Llamas have a long history in Peru. Pre-Inca civilizations domesticated llamas, along with their close relative the alpaca between 8,000 and 3,000 BC, about the same time locals domesticated food crops (primarily staples such as corn, quinoa, and potatoes).
Llamas played a major role in the development of ancient civilizations in Peru, including the Inca Empire. Before the arrival of the Spanish, Peru had few domesticated animals (alpacas provided wool and cuy provided food but there were no cows, horses, pigs, etc.), and none were as versatile as the llama. Llamas thrive in high altitudes, making them the perfect Andean companion. Steady and sure footed, llamas were mainly used for transporting up to 60 pounds of supplies through rugged terrains, making them a necessity for military campaigns (anyone who has hiked the Inca Trail or trekked around Machu Picchu can attest to the steep landscape). Through primarily used as beasts of burden, llamas have a thick coat that can be used to make yarn and meat that provides protein
Perhaps most intriguing role llamas played was in Inca religious life. The Empire appreciated and worshiped the necessities of everyday life, such mountains and the sun. Since llamas were so essential to Inca development (some experts even claim llama manure allowed farmers to grow crops in otherwise infertile areas, allowing the population to thrive in remote regions) that they were deemed worthy for frequent sacrifice. During one of the largest and most important Inca festivals, Inti Raymi, a black llama sacrifice featured prominently in the celebration, and small gold statues of llamas were frequent offerings to Inca gods.
Llamas vs Alpacas: What’s the Difference?
Llamas are part of the South American camelid family, easily distinguished from “Old World” camelids (ie: camels) by their lack of a hump. Alpacas are also part of this family, though smaller and with softer coats than the larger llamas. Though you’re likely to see llamas hanging out on the terraces of Machu Picchu and in herds across the Sacred Valley, you’re more likely to see fuzzy alpacas topped with indigenous hats and lead by leash through the streets of Cuzco, a classic Cuzco photo opt.

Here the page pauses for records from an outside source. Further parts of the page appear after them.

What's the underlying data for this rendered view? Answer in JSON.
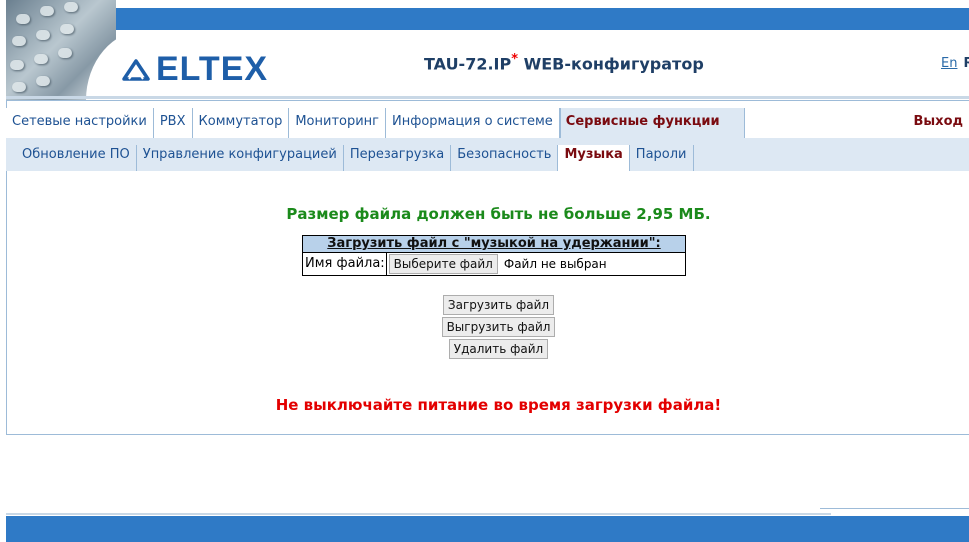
{
  "header": {
    "logo_text": "ELTEX",
    "title": "TAU-72.IP",
    "title_star": "*",
    "title_suffix": " WEB-конфигуратор",
    "lang_en": "En",
    "lang_ru": "Ru"
  },
  "main_menu": {
    "items": [
      "Сетевые настройки",
      "PBX",
      "Коммутатор",
      "Мониторинг",
      "Информация о системе",
      "Сервисные функции"
    ],
    "active": "Сервисные функции",
    "exit_label": "Выход"
  },
  "sub_menu": {
    "items": [
      "Обновление ПО",
      "Управление конфигурацией",
      "Перезагрузка",
      "Безопасность",
      "Музыка",
      "Пароли"
    ],
    "active": "Музыка"
  },
  "content": {
    "size_notice": "Размер файла должен быть не больше 2,95 МБ.",
    "upload_header": "Загрузить файл с \"музыкой на удержании\":",
    "file_label": "Имя файла:",
    "choose_button": "Выберите файл",
    "no_file": "Файл не выбран",
    "upload_button": "Загрузить файл",
    "download_button": "Выгрузить файл",
    "delete_button": "Удалить файл",
    "warning": "Не выключайте питание во время загрузки файла!"
  },
  "colors": {
    "accent_blue": "#2f7ac6",
    "menu_active": "#7a0b10",
    "notice_green": "#1b8a1b",
    "warning_red": "#e30000"
  }
}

Alpacas are bred and prized for their soft yet extremely warm wool, coveted both in Peru and abroad. Alpacas are also a food source and frequently found on menus and dinner plates in Cuzco and other Andean cities. Alpaca meat tastes slightly stronger than beef, akin to veal, and is a cultural dish worth sampling.
Llamas and alpacas are difficult to distinguish unless they’re standing side by side. Other than size, the main way to label a llama a llama is by their banana-shaped curved ears. When the two species cross-breed, the offspring is called a huarizo. South America’s two wild camelids (both found in highland Peru) are the vicuna and guanaco.